Please stop recycling your plastic debris that ends up in the oceans and dispose of it in the garbage.
WHAT EFFECTS COULD MICROPLASTICS HAVE ON THE HUMAN BODY IF THEY WERE INGESTED?
According to a paper published in the International Journal of Environmental Research and Public Health, our understanding of the possible consequences of microplastic exposure on human health “represents significant knowledge gaps.”
Plastic particles can enter the human body through the eating of marine and terrestrial foods, drinking water, and the air.
However, the degree of human exposure, chronic toxic impact concentrations, and underlying processes by which microplastics induce effects are not yet sufficiently understood to conduct a comprehensive risk assessment for people.

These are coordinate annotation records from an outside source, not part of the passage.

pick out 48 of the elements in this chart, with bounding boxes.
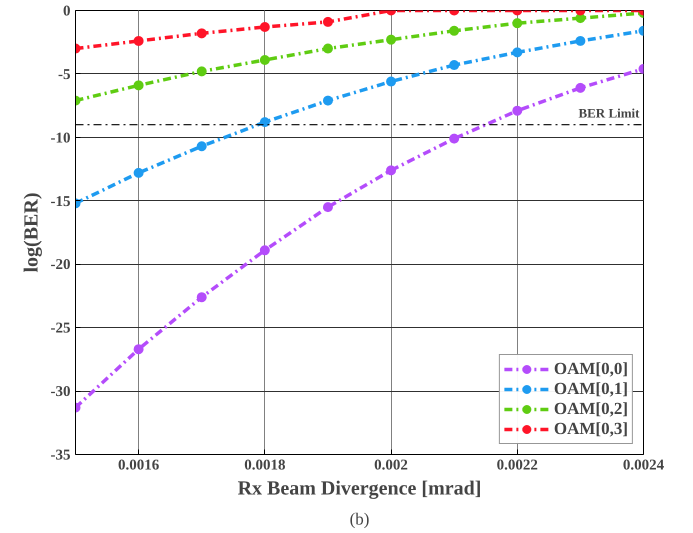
point — [134, 36, 144, 46]
y-tick-label: -10 — [50, 130, 71, 146]
point — [386, 165, 396, 176]
point — [322, 44, 333, 54]
legend-label: OAM[0,2] — [554, 399, 628, 419]
point — [322, 16, 333, 27]
y-tick-label: -25 — [50, 320, 71, 337]
y-tick-label: -5 — [58, 66, 71, 83]
y-tick-label: -30 — [50, 384, 71, 400]
point — [575, 36, 586, 46]
point — [449, 60, 460, 70]
point — [196, 28, 207, 38]
point — [512, 106, 522, 116]
text: (b) — [350, 510, 370, 528]
point — [322, 96, 333, 106]
point — [134, 168, 144, 178]
point — [449, 26, 460, 36]
point — [512, 18, 522, 28]
ref-line-label: BER Limit — [578, 106, 640, 121]
x-axis-title: Rx Beam Divergence [mrad] — [238, 478, 482, 500]
legend-label: OAM[0,0] — [554, 359, 628, 379]
y-axis-title: log(BER) — [20, 192, 43, 272]
point — [260, 117, 270, 128]
y-tick-label: -20 — [50, 257, 71, 274]
point — [322, 202, 333, 212]
point — [512, 47, 522, 58]
point — [260, 22, 270, 32]
point — [134, 344, 144, 354]
point — [134, 80, 144, 90]
point — [260, 245, 270, 256]
point — [196, 141, 207, 152]
point — [575, 82, 586, 93]
x-tick-label: 0.0022 — [496, 458, 538, 474]
point — [386, 76, 396, 87]
x-tick-label: 0.0018 — [244, 458, 286, 474]
x-tick-label: 0.0024 — [622, 458, 665, 474]
x-tick-label: 0.0016 — [118, 458, 160, 474]
y-tick-label: -15 — [50, 194, 71, 210]
point — [196, 66, 207, 76]
y-tick-label: -35 — [50, 448, 71, 464]
legend-label: OAM[0,3] — [554, 419, 628, 439]
point — [196, 292, 207, 302]
point — [386, 34, 396, 45]
legend-label: OAM[0,1] — [554, 379, 628, 399]
point — [260, 54, 270, 65]
x-tick-label: 0.002 — [374, 458, 408, 474]
point — [449, 134, 460, 144]
y-tick-label: 0 — [63, 4, 70, 20]
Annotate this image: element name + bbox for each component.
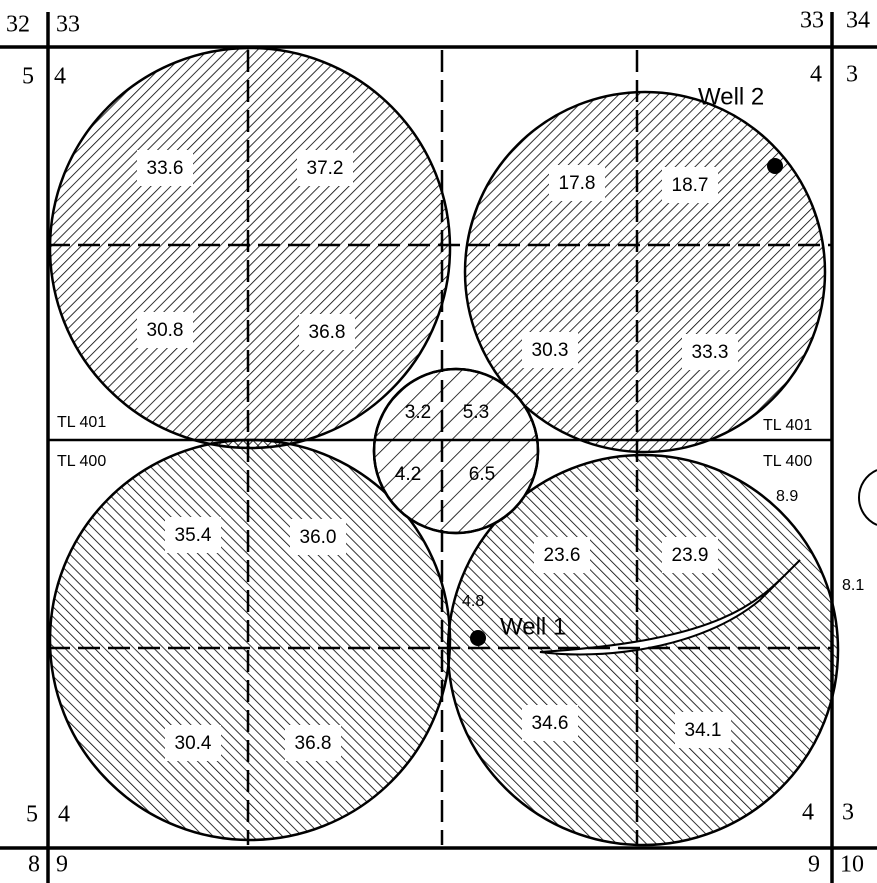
circle (372, 367, 540, 535)
value-box (299, 314, 355, 350)
quadrant-value: 33.6 (147, 158, 184, 179)
section-number: 4 (802, 800, 814, 826)
tract-label: TL 401 (763, 417, 812, 434)
section-number: 8 (28, 852, 40, 878)
quadrant-value: 6.5 (469, 464, 495, 485)
quadrant-value: 17.8 (559, 173, 596, 194)
section-number: 3 (842, 800, 854, 826)
value-box (675, 712, 731, 748)
quadrant-value: 36.8 (295, 733, 332, 754)
quadrant-value: 35.4 (175, 525, 212, 546)
quadrant-value: 3.2 (405, 402, 431, 423)
quadrant-value: 4.2 (395, 464, 421, 485)
section-lines (0, 12, 877, 883)
section-number: 5 (26, 802, 38, 828)
quadrant-value: 23.6 (544, 545, 581, 566)
label-box (760, 415, 830, 437)
section-number: 4 (54, 64, 66, 90)
quadrant-value: 37.2 (307, 158, 344, 179)
quadrant-values: 33.6 37.2 30.8 36.8 17.8 18.7 30.3 33.3 3.2 5.3 4.… (137, 150, 738, 761)
value-box (522, 332, 578, 368)
quadrant-value: 34.6 (532, 713, 569, 734)
well-label: Well 2 (698, 83, 764, 110)
well-label: Well 1 (500, 613, 566, 640)
section-number: 9 (808, 852, 820, 878)
quadrant-value: 33.3 (692, 342, 729, 363)
section-number: 33 (56, 12, 80, 38)
section-number: 33 (800, 8, 824, 34)
area-label: 4.8 (462, 593, 484, 610)
quadrant-value: 18.7 (672, 175, 709, 196)
partial-circle (857, 469, 877, 526)
value-box (165, 517, 221, 553)
value-box (285, 725, 341, 761)
value-box (522, 705, 578, 741)
value-box (534, 537, 590, 573)
tract-label: TL 401 (57, 414, 106, 431)
well-marker (470, 630, 486, 646)
section-number: 34 (846, 8, 870, 34)
quadrant-value: 36.0 (300, 527, 337, 548)
value-box (549, 165, 605, 201)
section-number: 10 (840, 852, 864, 878)
value-box (137, 150, 193, 186)
quadrant-value: 30.3 (532, 340, 569, 361)
label-box (760, 450, 830, 472)
value-box (297, 150, 353, 186)
quadrant-value: 5.3 (463, 402, 489, 423)
label-box (52, 412, 124, 434)
tract-label: TL 400 (57, 453, 106, 470)
quadrant-value: 23.9 (672, 545, 709, 566)
section-number: 32 (6, 12, 30, 38)
section-number: 5 (22, 64, 34, 90)
quadrant-value: 30.4 (175, 733, 212, 754)
tract-label: TL 400 (763, 453, 812, 470)
quadrant-value: 34.1 (685, 720, 722, 741)
section-number: 4 (810, 62, 822, 88)
section-numbers: 32 33 33 34 5 4 4 3 5 4 4 3 8 9 9 10 (6, 8, 870, 878)
value-box (290, 519, 346, 555)
area-label: 8.1 (842, 577, 864, 594)
circle (48, 46, 452, 450)
value-box (662, 537, 718, 573)
area-label: 8.9 (776, 488, 798, 505)
value-box (137, 312, 193, 348)
section-number: 3 (846, 62, 858, 88)
value-box (682, 334, 738, 370)
quadrant-value: 36.8 (309, 322, 346, 343)
excluded-area (539, 559, 801, 656)
well-marker (767, 158, 783, 174)
value-box (165, 725, 221, 761)
value-box (662, 167, 718, 203)
quadrant-value: 30.8 (147, 320, 184, 341)
label-box (52, 450, 124, 472)
section-number: 4 (58, 802, 70, 828)
section-number: 9 (56, 852, 68, 878)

According to Rachel Adams, a senior lecturer in Biomedical Science at Cardiff Metropolitan University, ingestion of microplastics may result in a variety of potentially hazardous impacts, including:
Inflammation: white blood cells and the compounds they make protect us from infection when inflammation occurs. This generally protective immune system is capable of causing tissue harm.
Immunological response to whatever the body recognizes as ‘foreign’; immune responses of this type can cause harm to the body.
Microplastics generally repel water and will bind to toxins that do not dissolve, so they can bind to compounds containing toxic metals such as mercury, and organic pollutants such as certain pesticides and chemicals called dioxins, which are known to cause cancer, as well as reproductive and developmental issues. Toxins can build in fatty tissues if microplastics penetrate the human body.